How to Make Beaded Dog Collarsby Karen Curley
Dog collars woven with beads are flat collars that sit comfortably on your dog’s neck. This 1/2-inch-wide collar pattern uses the square stitch for weaving the beads, and it is not adjustable. You can create personalized bead collars for your dog using beads of a variety of colors and shapes. Beads for weaving are available in many shapes, sizes and materials. You can make the collar as casual or elegant as you like by choosing wooden beads or plastic crystal beads.
Measure your dog’s neck from the point where his neck meets his chest and around to the top of his withers, which is where the bottom of his neck meets his shoulders. Hold the tape measure loosely, because the collar should sit naturally in this area, not too tight.
Cut a piece of beading thread eight times longer than your dog’s neck measurement. Place the thread through the eye of the beading needle, leaving a 2-inch tail. Pull it down to the bottom of the needle until it is secure. The beading needle clamps the thread in place. If you run out of thread while weaving, you can add a new piece of thread starting about four rows back from where your work ended.
Place a stopper bead on the needle and pull it through, leaving a 6-inch tail. Fasten the stopper bead by passing the threaded needle back through the bead, pulling the thread tightly. The stopper bead prevents the other beads from falling off the end of the thread while you weave the rest of the collar.
Weave the first row of beads by threading the beads with the needle the full length of the dog collar, pushing them up against the stopper bead. Pick up the first second-row bead with the needle, and thread the needle through the last bead of the first row from the left side of the bead. The second-row bead will fall next to the last first-row bead when you pull the thread all the way through the needle. Pass the needle through the second-row bead one more time from right to left to hold it in place.
Continue the second row by picking up the next bead with your needle, and pass the needle through the next first-row stitch from its left side and out the right side. Pull the thread until the second-row bead sits next to the first-row bead, then pass the needle through the second-row bead from right to left, pulling it tight. Keep tension on the thread to hold all the beads in place.
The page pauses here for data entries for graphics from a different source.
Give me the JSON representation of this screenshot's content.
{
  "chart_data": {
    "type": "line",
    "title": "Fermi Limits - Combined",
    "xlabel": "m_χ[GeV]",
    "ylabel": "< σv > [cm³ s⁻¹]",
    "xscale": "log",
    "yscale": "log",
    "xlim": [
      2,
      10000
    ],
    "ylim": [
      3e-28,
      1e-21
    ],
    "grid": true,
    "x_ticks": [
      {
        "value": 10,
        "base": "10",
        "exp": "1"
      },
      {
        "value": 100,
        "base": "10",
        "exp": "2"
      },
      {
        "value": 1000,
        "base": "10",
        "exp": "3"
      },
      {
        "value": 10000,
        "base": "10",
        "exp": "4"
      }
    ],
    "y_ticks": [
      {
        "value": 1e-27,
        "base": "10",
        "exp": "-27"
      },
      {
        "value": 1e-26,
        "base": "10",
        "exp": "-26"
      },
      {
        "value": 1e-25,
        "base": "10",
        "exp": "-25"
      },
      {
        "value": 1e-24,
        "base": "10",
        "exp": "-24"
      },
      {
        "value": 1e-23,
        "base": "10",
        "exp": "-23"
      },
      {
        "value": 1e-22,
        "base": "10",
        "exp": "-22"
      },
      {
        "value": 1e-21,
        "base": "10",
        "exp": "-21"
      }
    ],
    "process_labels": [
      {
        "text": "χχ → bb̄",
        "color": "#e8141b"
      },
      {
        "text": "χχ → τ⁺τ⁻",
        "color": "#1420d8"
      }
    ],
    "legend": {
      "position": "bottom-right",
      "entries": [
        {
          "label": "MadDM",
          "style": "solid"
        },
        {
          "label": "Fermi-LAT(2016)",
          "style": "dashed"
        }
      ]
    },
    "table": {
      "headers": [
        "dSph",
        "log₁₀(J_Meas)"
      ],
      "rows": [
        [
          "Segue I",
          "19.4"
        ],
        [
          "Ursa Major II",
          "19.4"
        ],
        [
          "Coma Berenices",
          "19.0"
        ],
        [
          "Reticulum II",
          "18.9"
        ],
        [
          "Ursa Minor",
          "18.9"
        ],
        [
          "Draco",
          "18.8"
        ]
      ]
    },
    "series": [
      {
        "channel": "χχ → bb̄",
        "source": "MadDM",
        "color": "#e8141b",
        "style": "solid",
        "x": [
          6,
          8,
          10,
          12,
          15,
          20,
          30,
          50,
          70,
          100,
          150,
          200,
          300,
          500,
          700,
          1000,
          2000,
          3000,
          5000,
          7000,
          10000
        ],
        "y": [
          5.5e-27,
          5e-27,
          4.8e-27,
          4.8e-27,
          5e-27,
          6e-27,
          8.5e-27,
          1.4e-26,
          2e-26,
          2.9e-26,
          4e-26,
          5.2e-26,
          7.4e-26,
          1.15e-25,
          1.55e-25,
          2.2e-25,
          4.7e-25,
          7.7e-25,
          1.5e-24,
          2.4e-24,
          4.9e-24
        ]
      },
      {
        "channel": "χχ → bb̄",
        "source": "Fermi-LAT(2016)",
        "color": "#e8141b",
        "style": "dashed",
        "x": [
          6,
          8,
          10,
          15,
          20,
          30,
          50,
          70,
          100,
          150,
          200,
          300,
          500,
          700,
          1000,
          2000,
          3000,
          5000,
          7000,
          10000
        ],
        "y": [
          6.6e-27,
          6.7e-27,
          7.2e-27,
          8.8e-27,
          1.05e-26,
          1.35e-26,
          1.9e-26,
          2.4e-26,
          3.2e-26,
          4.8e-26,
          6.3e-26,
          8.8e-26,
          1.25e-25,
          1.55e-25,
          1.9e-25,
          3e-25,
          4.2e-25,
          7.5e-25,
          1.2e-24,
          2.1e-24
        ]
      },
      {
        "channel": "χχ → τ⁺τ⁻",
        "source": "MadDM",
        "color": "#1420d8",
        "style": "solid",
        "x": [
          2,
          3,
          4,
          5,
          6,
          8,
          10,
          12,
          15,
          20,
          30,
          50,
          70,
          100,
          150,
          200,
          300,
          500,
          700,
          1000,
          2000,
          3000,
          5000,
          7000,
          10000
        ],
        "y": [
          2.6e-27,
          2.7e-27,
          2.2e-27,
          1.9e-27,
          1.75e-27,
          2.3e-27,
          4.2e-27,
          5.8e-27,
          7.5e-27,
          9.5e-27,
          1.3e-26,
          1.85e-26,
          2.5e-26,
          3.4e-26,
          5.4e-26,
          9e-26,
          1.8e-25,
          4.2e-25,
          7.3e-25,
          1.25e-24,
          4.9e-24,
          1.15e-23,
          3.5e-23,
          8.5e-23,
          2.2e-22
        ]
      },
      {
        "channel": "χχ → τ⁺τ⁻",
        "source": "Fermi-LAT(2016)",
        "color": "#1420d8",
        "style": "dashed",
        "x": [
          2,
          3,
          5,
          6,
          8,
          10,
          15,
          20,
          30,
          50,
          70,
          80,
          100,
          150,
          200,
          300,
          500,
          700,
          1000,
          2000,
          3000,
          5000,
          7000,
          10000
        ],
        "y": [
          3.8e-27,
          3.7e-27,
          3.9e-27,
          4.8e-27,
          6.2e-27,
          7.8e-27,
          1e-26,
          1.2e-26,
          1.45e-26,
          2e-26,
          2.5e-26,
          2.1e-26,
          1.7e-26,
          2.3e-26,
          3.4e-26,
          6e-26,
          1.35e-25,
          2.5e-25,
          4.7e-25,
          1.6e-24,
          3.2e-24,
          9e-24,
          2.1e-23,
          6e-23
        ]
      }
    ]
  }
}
Turn the collar horizontally when you reach the end of the second row, so you can continue weaving from right to left. Follow Step 5 to complete the third and fourth row of beads. Leave a 6-inch tail at the end of the fourth row. Remove the stopper bead from the finished collar.
Attach one side of the side-release buckle to one side of the collar by threading the long tail left by the stopper bead through the opening of the buckle, then through the next bead of the beginning row and back through the buckle. Continue threading into the third bead of the beginning row and through the buckle again, then back through the fourth-row bead. Thread through the buckle and beginning row of the collar two more times to reinforce the buckle's attachment to the collar. Repeat this procedure on the thread remaining at the end of the fourth row of beads. Follow this step for the other end of the dog collar to attach the other side of the buckle. Weave the D-ring to the bottom of the buckle edge as you attach it to the collar. Thread the first-row tail and fourth-row tail to the center of the beginning row, and tie the ends together. Trim the excess thread.
Items You Will Need
- Tape measure
- Beading thread, 6 pound
- Seed beads, 8/0, 40 grams
- Beading needle, No. 12
- Side release buckle, 1/2-inch
- Steel D ring, 1/2-inch
- Use graph paper to design a personalized dog collar by coloring in the squares where you want to place the beads. Using different colored beads, follow the design as you weave the beads for the collar. You can design your dog’s name, geometric patterns, or even a picture. Southwestern patterns are popular for beaded collars.
- Do not use bead collars for walking or training your dog, especially if he tends to pull. These collars are for ornamental purposes and are not as strong as a traditional nylon or leather collar. Pulling can cause the weaving thread to break.
- Use the D-ring only for the dog’s name tag. The D-ring is not strong enough for leash walking or tying up your dog.